A hedge fund advisory firm agreed to pay more than $4.6 million to settle charges that it failed to implement adequate controls for preventing insider trading. The SEC found that Deerfield Management Company L.P. ("Deerfield"), a registered investment adviser, failed to establish, maintain and enforce policies and procedures reasonably designed to prevent the misuse of material, non-public information in violation of Section 204A of the Investment Advisers Act.

The matter is linked to SEC insider trading charges against certain analysts and government employees for misuse of information about confidential government decisions at the Centers for Medicare and Medicaid Services (see  previous coverage of the  charges and  settlement with one former analyst).

Section 204A requires, among other things, that an investment adviser's policies and procedures take into "consideration the nature of [that] investment adviser's business" in attempting to prevent the misuse of material, non-public information. Deerfield conducted extensive research in the healthcare sector to inform its investment decisions, and engaged research firms to gather intelligence regarding upcoming regulatory and legislative decisions. For that reason, its policies and procedures should have been tailored to address the specific risks presented by its business, particularly the risk that it would receive and trade on illegal inside information.

The SEC alleged that Deerfield's policies and procedures were inadequate because they required only an initial review of the research firms' own policies and procedures, and otherwise placed the burden on Deerfield's employees to police themselves and elevate potential misuses of material, non-public information. The SEC also alleged that Deerfield failed to enforce its own policies properly.

Deerfield will pay over $4.6 million in penalties ($3,946,267), interest ($97,585) and disgorgement ($714,110).

Commentary / Lex Urban



This case is a prime example of the SEC's required nexus between the nature of a registered investment advisers' business and its applicable policies and procedures related to the receipt of material, non-public information. Deerfield's own compliance manual acknowledged that its use of research firms would increase the likelihood that its analysts would have access to material, non-public information. However, its relevant policies and procedures did not adequately address or reflect that knowledge and the associated risks.

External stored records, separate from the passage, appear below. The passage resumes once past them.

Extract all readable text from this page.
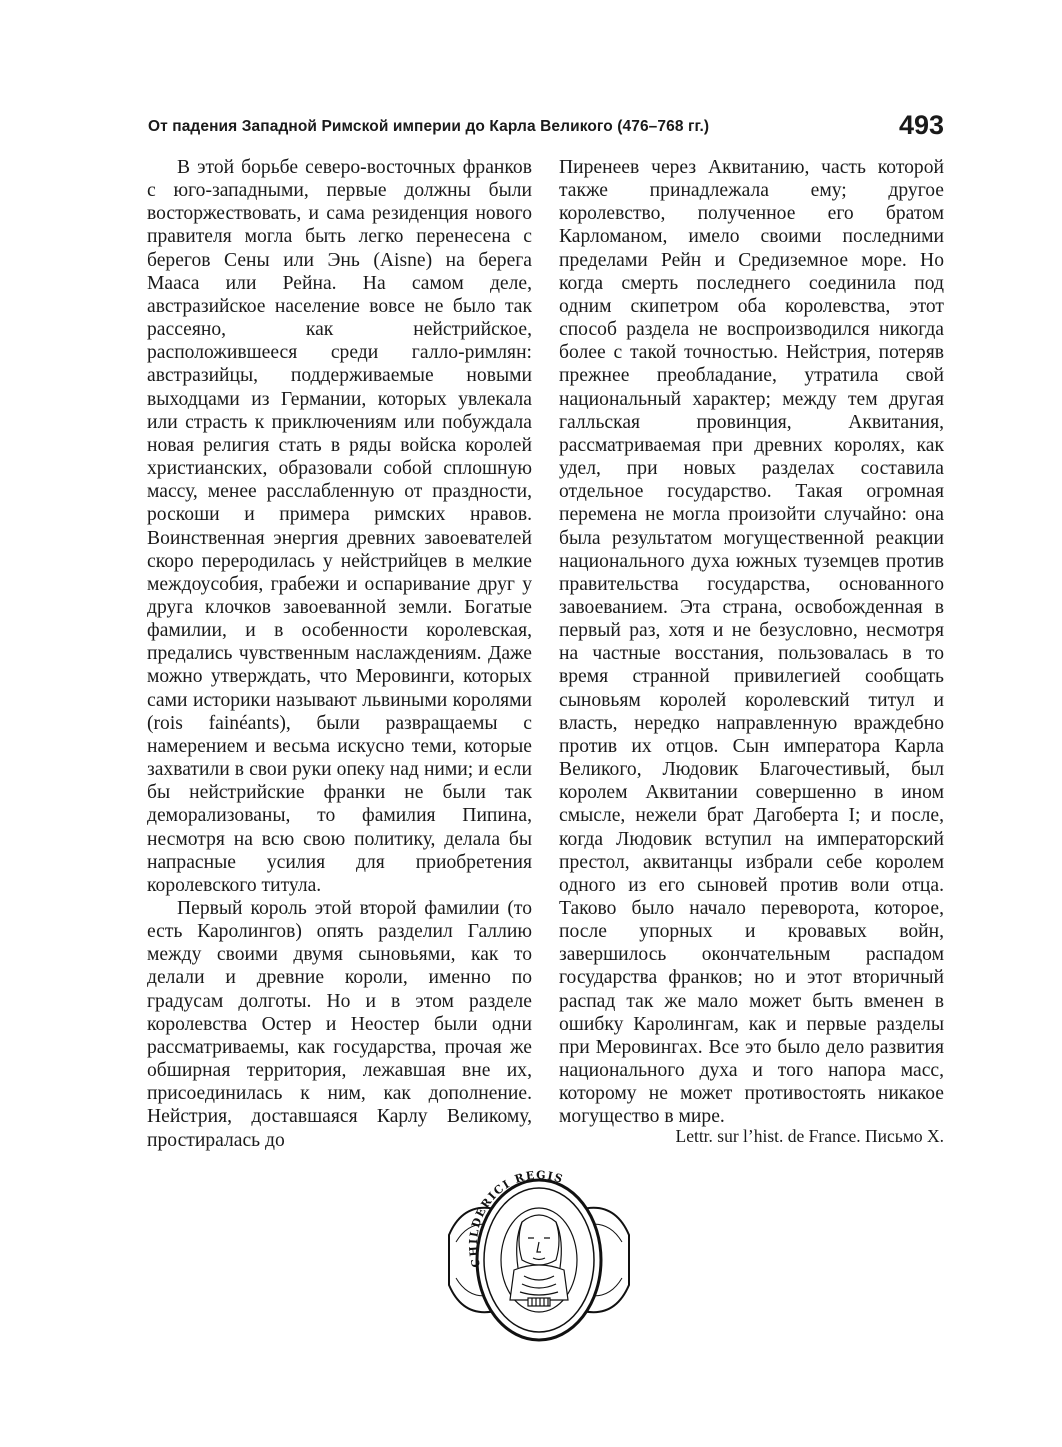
От падения Западной Римской империи до Карла Великого (476–768 гг.)	493

В этой борьбе северо-восточных франков с юго-западными, первые должны были восторжествовать, и сама резиденция нового правителя могла быть легко перенесена с берегов Сены или Энь (Aisne) на берега Мааса или Рейна. На самом деле, австразийское население вовсе не было так рассеяно, как нейстрийское, расположившееся среди галло-римлян: австразийцы, поддерживаемые новыми выходцами из Германии, которых увлекала или страсть к приключениям или побуждала новая религия стать в ряды войска королей христианских, образовали собой сплошную массу, менее расслабленную от праздности, роскоши и примера римских нравов. Воинственная энергия древних завоевателей скоро переродилась у нейстрийцев в мелкие междоусобия, грабежи и оспаривание друг у друга клочков завоеванной земли. Богатые фамилии, и в особенности королевская, предались чувственным наслаждениям. Даже можно утверждать, что Меровинги, которых сами историки называют львиными королями (rois fainéants), были развращаемы с намерением и весьма искусно теми, которые захватили в свои руки опеку над ними; и если бы нейстрийские франки не были так деморализованы, то фамилия Пипина, несмотря на всю свою политику, делала бы напрасные усилия для приобретения королевского титула.

Первый король этой второй фамилии (то есть Каролингов) опять разделил Галлию между своими двумя сыновьями, как то делали и древние короли, именно по градусам долготы. Но и в этом разделе королевства Остер и Неостер были одни рассматриваемы, как государства, прочая же обширная территория, лежавшая вне их, присоединилась к ним, как дополнение. Нейстрия, доставшаяся Карлу Великому, простиралась до

Пиренеев через Аквитанию, часть которой также принадлежала ему; другое королевство, полученное его братом Карломаном, имело своими последними пределами Рейн и Средиземное море. Но когда смерть последнего соединила под одним скипетром оба королевства, этот способ раздела не воспроизводился никогда более с такой точностью. Нейстрия, потеряв прежнее преобладание, утратила свой национальный характер; между тем другая галльская провинция, Аквитания, рассматриваемая при древних королях, как удел, при новых разделах составила отдельное государство. Такая огромная перемена не могла произойти случайно: она была результатом могущественной реакции национального духа южных туземцев против правительства государства, основанного завоеванием. Эта страна, освобожденная в первый раз, хотя и не безусловно, несмотря на частные восстания, пользовалась в то время странной привилегией сообщать сыновьям королей королевский титул и власть, нередко направленную враждебно против их отцов. Сын императора Карла Великого, Людовик Благочестивый, был королем Аквитании совершенно в ином смысле, нежели брат Дагоберта I; и после, когда Людовик вступил на императорский престол, аквитанцы избрали себе королем одного из его сыновей против воли отца. Таково было начало переворота, которое, после упорных и кровавых войн, завершилось окончательным распадом государства франков; но и этот вторичный распад так же мало может быть вменен в ошибку Каролингам, как и первые разделы при Меровингах. Все это было дело развития национального духа и того напора масс, которому не может противостоять никакое могущество в мире.

Lettr. sur l’hist. de France. Письмо X.
CHILDERICI REGIS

Deerfield established rigorous procedures for "experts" and "expert networks," but failed to apply those procedures to research firms, including those that employed political intelligence analysts. The sole procedure in place at Deerfield to prevent the receipt and misuse of material, non-public information from research firms was that the firms demonstrate that they "observe policies and procedures to prevent the disclosure of material, non-public information. . . ." That demonstration was to be "refreshed from time to time." Deerfield's policies provided no guidance regarding how its personnel should go about determining whether research firms sufficiently demonstrated compliance with their applicable insider trading policies.

This should serve as a warning to any investment adviser with similarly vague language in its compliance procedures. From "time to time" provides no clear, defined parameters for how often checks should occur and creates a friendly environment for non-compliance. Moreover, general mandates placing the burden of responsibility on employees without specific guidance on how to implement those directives will be viewed as inadequate by the SEC.